Related: Being on the LC takes up a ton of time. LC meetings routinely lasted 3 or 4 hours (usually on weekday nights!) and often took a ton of time to schedule and reschedule. A lot of LC work is pretty boring and involves lots of conversation, listening, note taking, administrative work, getting yelled at, and following up with people. Patience is really important!

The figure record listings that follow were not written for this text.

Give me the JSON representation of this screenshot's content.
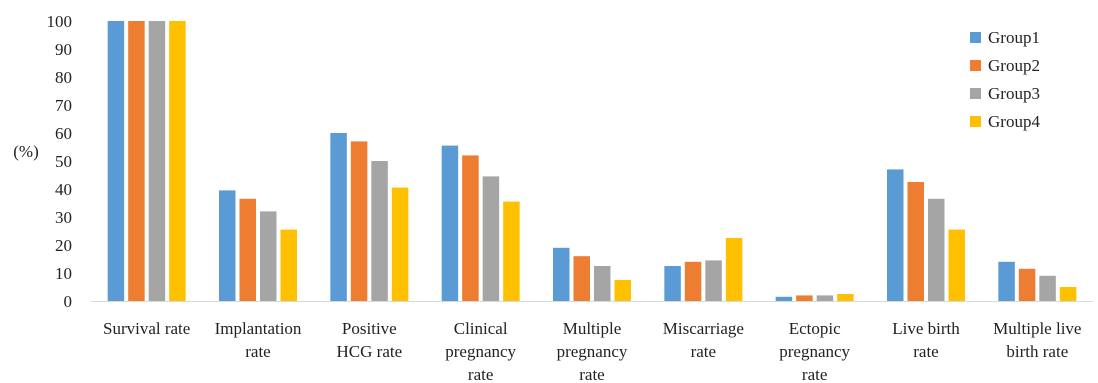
{
  "chart_data": {
    "type": "bar",
    "ylabel": "(%)",
    "ylim": [
      0,
      100
    ],
    "yticks": [
      "0",
      "10",
      "20",
      "30",
      "40",
      "50",
      "60",
      "70",
      "80",
      "90",
      "100"
    ],
    "grid": false,
    "legend_position": "top-right",
    "categories": [
      [
        "Survival rate"
      ],
      [
        "Implantation",
        "rate"
      ],
      [
        "Positive",
        "HCG rate"
      ],
      [
        "Clinical",
        "pregnancy",
        "rate"
      ],
      [
        "Multiple",
        "pregnancy",
        "rate"
      ],
      [
        "Miscarriage",
        "rate"
      ],
      [
        "Ectopic",
        "pregnancy",
        "rate"
      ],
      [
        "Live birth",
        "rate"
      ],
      [
        "Multiple live",
        "birth rate"
      ]
    ],
    "series": [
      {
        "name": "Group1",
        "color": "#5B9BD5",
        "values": [
          100,
          39.5,
          60,
          55.5,
          19,
          12.5,
          1.5,
          47,
          14
        ]
      },
      {
        "name": "Group2",
        "color": "#ED7D31",
        "values": [
          100,
          36.5,
          57,
          52,
          16,
          14,
          2,
          42.5,
          11.5
        ]
      },
      {
        "name": "Group3",
        "color": "#A5A5A5",
        "values": [
          100,
          32,
          50,
          44.5,
          12.5,
          14.5,
          2,
          36.5,
          9
        ]
      },
      {
        "name": "Group4",
        "color": "#FFC000",
        "values": [
          100,
          25.5,
          40.5,
          35.5,
          7.5,
          22.5,
          2.5,
          25.5,
          5
        ]
      }
    ]
  }
}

Stephanie: LC members should:- be critical thinkers and problem solvers
- act diplomatically and judiciously
- not be a Committee Co-Chair, they should try to find a replacement as soon as they get elected
- prioritize what’s best for the chapter above all else
- take initiative and step up to tasks
- be able to follow-through on commitments
- be able to plan, be organized, delegate and manage projects
- be able to balance process and substance
- think big picture and one step ahead
- Ability to work well with others- staying even-keeled, being willing to cooperate and work to reach consensus
- Dedication to the organization- putting in the time to do what needs to be done, even when it’s not glamorous; putting the organization’s well-being first
- Thoughtfulness- considering tradeoffs, thinking in terms of process, considering the full range of a decision’s implications, connecting democratic socialist politics to chapter organizing and administration, advancing a proactive agenda and staying out of the outrage cycle
- Good politics- we’ll all have different definitions of what this means, but a lot of what becomes inter-personal conflict is really unstated political conflict, and an open discussion of political tendencies needs to be part of the LC selection process. We didn’t have this last election, and I think it led to remnants of the Danny stuff getting transferred to other places, and explains most of the LC – EC dispute.
- Ability to say no- There is an understandable temptation to try to tackle everything. But we can’t do everything, at least not well, and if we don’t say “no” to some things, our “yes” won’t mean anything.
Ashkan: The most important characteristic of a good LC Member is total dedication to the socialist project as the means of universal liberation. Beyond that, the minimal necessary qualifications or characteristics in my opinion are simply (1) the ability to truly commit 10 or more hours a week to DSA, considering that LC Members are of course still rank and file DSA Members and (2) the self-determined ability to work along with a team such as the LC, produce documentation relating to LC duties, be able and willing to assist other LC or DSA Members beyond any previously assigned duties, that sort of thing.
7. Anything else that you think would be valuable for future LC members to know?
Dave: Socialism will win.
Monica: Definitely think of this question when proposed (or proposing) any idea: Will this advance DSA’s agenda? We have limited resources and we can’t work the people who consistently show up for things to the point of exhaustion if it doesn’t.
Also, make sure members know that they must go through LC before planning to speak on behalf of DSA. A lot of folks don’t realize when other orgs/journalists/media ask you to speak, be interviewed or help with their forums or events, they are asking you as a representative of DSA. Before you know it, you are described as a representative and the voice of DSA.
James: Socialism will win.
Stephanie: Being an LC member comes with legal liabilities, so it’s not something to take lightly. But you’ll have good folks to work with and rely on. It’s a rewarding gig if you put the time in!
Marcus: Happy to talk to anyone with other questions about LC life!
Ashkan: The next LC should self-monitor the extent to which LC Members are meeting their assigned roles and duties and be able to adapt and redistribute work as necessary. It is more difficult to address any issues the longer they linger; a shared understanding of duties, responsibilities, and explicit opportunities for checking in and adjusting will help the LC run smoothly.